I've been told that $u_{j} \frac{\partial u_{i}}{\partial x_{j}}=\underline{u} \cdot \underline{\nabla} \ \underline{u}$ and $u_{j} \frac{\partial u_{j}}{\partial x_{i}}=\frac{1}{2}\underline{\nabla} [\underline{u} \cdot \underline{u}]$
Can anyone explain why this is the case? I am aware that $\frac{\partial u_{i}}{\partial x_{j}}$ is the Hessian matrix, but I'm not sure how this leads to the result.
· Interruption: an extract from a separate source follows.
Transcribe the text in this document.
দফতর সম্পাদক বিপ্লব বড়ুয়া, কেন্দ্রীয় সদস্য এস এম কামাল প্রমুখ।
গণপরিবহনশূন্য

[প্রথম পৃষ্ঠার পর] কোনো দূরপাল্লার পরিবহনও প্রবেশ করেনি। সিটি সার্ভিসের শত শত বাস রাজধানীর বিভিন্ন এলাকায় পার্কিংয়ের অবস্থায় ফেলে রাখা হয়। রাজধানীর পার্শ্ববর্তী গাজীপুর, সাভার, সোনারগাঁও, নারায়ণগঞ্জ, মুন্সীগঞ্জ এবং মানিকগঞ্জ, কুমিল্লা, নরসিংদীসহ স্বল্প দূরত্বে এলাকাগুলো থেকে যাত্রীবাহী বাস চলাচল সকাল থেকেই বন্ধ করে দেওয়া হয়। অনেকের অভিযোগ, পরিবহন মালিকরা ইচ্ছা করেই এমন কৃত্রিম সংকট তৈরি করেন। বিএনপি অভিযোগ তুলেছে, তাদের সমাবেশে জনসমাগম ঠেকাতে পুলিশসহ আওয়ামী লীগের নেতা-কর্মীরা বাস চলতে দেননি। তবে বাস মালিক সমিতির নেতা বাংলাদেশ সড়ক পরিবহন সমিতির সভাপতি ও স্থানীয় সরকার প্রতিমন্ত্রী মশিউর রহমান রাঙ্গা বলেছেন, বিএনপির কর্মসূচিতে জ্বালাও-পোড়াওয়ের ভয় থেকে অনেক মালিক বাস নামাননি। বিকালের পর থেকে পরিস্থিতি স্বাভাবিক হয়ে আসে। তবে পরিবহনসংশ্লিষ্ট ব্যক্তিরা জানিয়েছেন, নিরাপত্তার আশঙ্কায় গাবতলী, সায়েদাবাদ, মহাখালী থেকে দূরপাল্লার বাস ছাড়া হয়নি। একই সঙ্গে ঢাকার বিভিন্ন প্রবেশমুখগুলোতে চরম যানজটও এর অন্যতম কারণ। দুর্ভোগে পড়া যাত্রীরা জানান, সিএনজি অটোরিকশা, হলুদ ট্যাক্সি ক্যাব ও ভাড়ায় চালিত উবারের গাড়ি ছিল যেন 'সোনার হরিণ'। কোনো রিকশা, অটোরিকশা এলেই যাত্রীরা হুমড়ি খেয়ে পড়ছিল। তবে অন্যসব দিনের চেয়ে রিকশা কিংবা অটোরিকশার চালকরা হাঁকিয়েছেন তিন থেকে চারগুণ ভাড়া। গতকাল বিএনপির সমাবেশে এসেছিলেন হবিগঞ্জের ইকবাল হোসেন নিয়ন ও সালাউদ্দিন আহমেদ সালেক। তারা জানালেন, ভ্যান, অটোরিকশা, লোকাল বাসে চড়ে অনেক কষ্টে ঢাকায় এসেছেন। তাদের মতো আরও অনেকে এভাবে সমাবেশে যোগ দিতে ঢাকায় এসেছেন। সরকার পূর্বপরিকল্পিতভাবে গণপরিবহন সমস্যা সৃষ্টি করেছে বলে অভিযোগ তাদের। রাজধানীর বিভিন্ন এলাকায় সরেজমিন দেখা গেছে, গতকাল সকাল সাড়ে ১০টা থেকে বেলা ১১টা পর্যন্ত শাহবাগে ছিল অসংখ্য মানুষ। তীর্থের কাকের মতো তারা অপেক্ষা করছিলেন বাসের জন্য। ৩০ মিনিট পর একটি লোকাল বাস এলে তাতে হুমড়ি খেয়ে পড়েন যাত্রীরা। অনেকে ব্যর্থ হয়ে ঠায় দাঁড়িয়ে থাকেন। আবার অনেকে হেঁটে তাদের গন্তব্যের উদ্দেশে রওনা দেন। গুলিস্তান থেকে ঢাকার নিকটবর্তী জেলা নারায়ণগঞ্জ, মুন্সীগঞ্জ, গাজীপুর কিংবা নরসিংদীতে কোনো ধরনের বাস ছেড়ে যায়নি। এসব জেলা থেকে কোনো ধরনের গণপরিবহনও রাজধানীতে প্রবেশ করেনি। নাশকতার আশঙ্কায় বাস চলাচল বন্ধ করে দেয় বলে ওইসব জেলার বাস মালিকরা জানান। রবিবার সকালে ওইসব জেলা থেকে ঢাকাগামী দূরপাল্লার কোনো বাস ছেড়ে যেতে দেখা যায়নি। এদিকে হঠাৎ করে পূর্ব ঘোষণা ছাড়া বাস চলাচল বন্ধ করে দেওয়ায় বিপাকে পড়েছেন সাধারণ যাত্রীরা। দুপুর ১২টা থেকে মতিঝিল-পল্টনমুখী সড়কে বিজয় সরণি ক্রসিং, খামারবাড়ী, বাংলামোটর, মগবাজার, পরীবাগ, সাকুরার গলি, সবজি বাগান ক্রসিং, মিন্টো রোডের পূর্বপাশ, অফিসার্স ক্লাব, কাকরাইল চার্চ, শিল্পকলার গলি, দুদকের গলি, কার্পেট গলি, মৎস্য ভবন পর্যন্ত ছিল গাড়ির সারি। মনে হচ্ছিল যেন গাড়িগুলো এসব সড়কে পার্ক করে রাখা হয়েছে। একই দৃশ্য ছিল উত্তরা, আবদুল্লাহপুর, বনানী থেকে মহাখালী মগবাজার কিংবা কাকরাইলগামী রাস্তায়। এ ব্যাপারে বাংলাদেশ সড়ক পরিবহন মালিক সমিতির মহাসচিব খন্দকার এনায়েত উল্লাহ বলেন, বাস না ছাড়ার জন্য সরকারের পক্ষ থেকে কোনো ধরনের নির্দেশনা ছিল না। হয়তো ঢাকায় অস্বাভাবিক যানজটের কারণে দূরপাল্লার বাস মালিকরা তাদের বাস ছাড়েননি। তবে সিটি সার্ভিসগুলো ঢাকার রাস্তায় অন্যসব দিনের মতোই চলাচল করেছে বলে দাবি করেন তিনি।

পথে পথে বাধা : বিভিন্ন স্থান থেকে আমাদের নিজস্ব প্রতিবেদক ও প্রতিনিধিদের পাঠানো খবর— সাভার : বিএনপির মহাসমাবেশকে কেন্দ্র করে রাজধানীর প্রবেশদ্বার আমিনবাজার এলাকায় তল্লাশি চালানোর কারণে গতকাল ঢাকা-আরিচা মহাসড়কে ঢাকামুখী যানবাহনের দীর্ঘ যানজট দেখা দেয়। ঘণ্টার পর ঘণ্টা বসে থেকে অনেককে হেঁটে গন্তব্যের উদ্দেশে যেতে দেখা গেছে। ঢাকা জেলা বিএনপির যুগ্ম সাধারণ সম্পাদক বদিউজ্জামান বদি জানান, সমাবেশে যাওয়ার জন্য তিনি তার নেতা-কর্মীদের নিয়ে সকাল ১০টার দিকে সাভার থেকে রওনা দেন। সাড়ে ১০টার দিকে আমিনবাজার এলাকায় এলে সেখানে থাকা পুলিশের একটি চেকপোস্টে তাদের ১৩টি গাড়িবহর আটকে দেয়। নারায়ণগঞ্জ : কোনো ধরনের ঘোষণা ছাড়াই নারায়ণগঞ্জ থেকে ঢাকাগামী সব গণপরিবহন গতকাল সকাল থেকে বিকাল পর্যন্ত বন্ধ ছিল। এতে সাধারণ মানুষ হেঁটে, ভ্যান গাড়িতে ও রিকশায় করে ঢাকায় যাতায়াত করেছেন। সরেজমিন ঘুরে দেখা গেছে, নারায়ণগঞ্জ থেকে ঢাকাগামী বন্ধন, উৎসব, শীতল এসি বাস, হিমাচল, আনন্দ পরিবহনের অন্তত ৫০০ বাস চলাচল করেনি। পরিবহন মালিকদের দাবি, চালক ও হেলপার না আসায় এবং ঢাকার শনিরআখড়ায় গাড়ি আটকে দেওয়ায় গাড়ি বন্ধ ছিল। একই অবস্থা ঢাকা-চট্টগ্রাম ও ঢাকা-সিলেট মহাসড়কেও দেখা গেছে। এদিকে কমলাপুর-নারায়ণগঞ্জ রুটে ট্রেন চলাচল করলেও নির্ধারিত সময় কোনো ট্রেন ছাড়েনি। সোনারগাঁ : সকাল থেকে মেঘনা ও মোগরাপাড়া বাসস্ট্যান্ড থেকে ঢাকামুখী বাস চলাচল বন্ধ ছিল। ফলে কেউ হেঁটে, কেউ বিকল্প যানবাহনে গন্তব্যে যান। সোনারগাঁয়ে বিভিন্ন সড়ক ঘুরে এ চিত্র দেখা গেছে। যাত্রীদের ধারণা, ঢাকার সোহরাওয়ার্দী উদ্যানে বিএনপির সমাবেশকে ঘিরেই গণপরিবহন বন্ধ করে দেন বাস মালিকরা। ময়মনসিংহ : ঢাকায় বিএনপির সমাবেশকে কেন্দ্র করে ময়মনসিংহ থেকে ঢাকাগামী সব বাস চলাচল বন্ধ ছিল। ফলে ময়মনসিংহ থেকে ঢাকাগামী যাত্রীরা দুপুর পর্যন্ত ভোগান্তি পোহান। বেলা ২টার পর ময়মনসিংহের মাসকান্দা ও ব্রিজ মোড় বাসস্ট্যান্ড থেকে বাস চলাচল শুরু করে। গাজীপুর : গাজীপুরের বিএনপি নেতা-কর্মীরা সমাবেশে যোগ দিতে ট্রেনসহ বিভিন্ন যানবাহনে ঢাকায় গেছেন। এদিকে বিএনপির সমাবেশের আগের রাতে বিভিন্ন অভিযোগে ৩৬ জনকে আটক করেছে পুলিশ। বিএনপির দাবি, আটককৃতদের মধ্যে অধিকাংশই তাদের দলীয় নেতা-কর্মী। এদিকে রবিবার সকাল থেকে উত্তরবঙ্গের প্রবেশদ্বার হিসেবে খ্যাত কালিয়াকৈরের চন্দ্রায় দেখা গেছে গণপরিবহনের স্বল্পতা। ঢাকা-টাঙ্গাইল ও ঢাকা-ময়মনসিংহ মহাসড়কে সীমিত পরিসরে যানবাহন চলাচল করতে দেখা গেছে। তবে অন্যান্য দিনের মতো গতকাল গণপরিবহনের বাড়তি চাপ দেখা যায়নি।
Any advice?
Write $\underline{u} = (u_1, \ldots, u_n)$ where each $u_i$ is a function of $(x_1, \ldots, x_n)$. In the expression $u_j \frac{\partial u_i}{\partial x_j}$ there is an implicit summation on $j$ (this is called Einstein's summation convention ) so in fact
$$ u_j \frac{\partial u_i}{\partial x_j} = \sum_{j=1}^n u_j \frac{\partial u_i}{\partial x_j} .$$
This expression depends only on $i$ and you interpret it as the i-th coordinate of a vector:
$$ \left( u_j \frac{\partial u_1}{\partial x_j}, \ldots, u_j \frac{\partial u_n}{\partial x_j} \right) = \left( \sum_{j=1}^n u_j \frac{\partial u_1}{\partial x_j}, \ldots, \sum_{j=1}^n u_j \frac{\partial u_n}{\partial x_j} \right). $$
Now, $\underline{\nabla} \underline{u}$ is the differential of $\underline{u}$, a $n \times n$ matrix whose $(i,j)$ entry is $\frac{\partial u_j}{\partial x_i}$. If you interpret $\underline{u} \cdot (\underline{\nabla} \underline{u})$ as the product of a $1 \times n$ vector $\underline{u}$ by a $n \times n$ matrix you can see that $\underline{u} \cdot (\underline{\nabla} \underline{u})$ is precisely the vector $u_j \frac{\partial u_i}{\partial x_j}$.